If an Operator installation fails due to lack of permissions, identify the errors using the following procedure.

Procedure

  1. Review the Subscription object. Its status has an object reference installPlanRef that points to the InstallPlan object that attempted to create the necessary [Cluster]Role[Binding] object(s) for the Operator:

    1. apiVersion: operators.coreos.com/v1
    2. kind: Subscription
    3. metadata:
    4. name: etcd
    5. namespace: scoped
    6. status:
    7. installPlanRef:
    8. apiVersion: operators.coreos.com/v1
    9. kind: InstallPlan
    10. name: install-4plp8
    11. namespace: scoped
    12. resourceVersion: "117359"
    13. uid: 2c1df80e-afea-11e9-bce3-5254009c9c23
  2. Check the status of the InstallPlan object for any errors:

    1. apiVersion: operators.coreos.com/v1
    2. kind: InstallPlan
    3. status:
    4. conditions:
    5. - lastTransitionTime: "2019-07-26T21:13:10Z"
    6. lastUpdateTime: "2019-07-26T21:13:10Z"
    7. message: 'error creating clusterrole etcdoperator.v0.9.4-clusterwide-dsfx4: clusterroles.rbac.authorization.k8s.io
    8. is forbidden: User "system:serviceaccount:scoped:scoped" cannot create resource
    9. "clusterroles" in API group "rbac.authorization.k8s.io" at the cluster scope'
    10. reason: InstallComponentFailed
    11. status: "False"
    12. type: Installed
    13. phase: Failed

    The error message tells you:

    • The type of resource it failed to create, including the API group of the resource. In this case, it was clusterroles in the rbac.authorization.k8s.io group.

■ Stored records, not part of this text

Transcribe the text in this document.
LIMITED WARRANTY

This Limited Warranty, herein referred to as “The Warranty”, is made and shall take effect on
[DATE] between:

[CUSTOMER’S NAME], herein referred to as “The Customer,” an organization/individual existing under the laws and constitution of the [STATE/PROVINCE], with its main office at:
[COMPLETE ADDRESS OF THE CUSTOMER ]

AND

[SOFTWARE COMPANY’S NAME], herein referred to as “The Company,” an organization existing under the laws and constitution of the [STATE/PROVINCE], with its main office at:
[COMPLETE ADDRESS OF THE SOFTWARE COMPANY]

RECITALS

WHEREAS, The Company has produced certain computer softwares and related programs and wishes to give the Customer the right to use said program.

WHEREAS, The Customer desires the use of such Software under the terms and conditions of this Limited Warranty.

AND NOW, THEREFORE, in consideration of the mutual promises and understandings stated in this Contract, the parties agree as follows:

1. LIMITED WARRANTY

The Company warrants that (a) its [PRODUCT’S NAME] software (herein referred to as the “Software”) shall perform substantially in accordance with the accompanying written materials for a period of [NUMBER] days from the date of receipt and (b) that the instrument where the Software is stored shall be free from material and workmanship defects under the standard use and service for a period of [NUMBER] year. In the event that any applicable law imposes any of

    • The name of the resource.

    • The type of error: is forbidden tells you that the user does not have enough permission to do the operation.

    • The name of the user who attempted to create or update the resource. In this case, it refers to the service account specified in the Operator group.

    • The scope of the operation: cluster scope or not.

      The user can add the missing permission to the service account and then iterate.

      Operator Lifecycle Manager (OLM) does not currently provide the complete list of errors on the first try.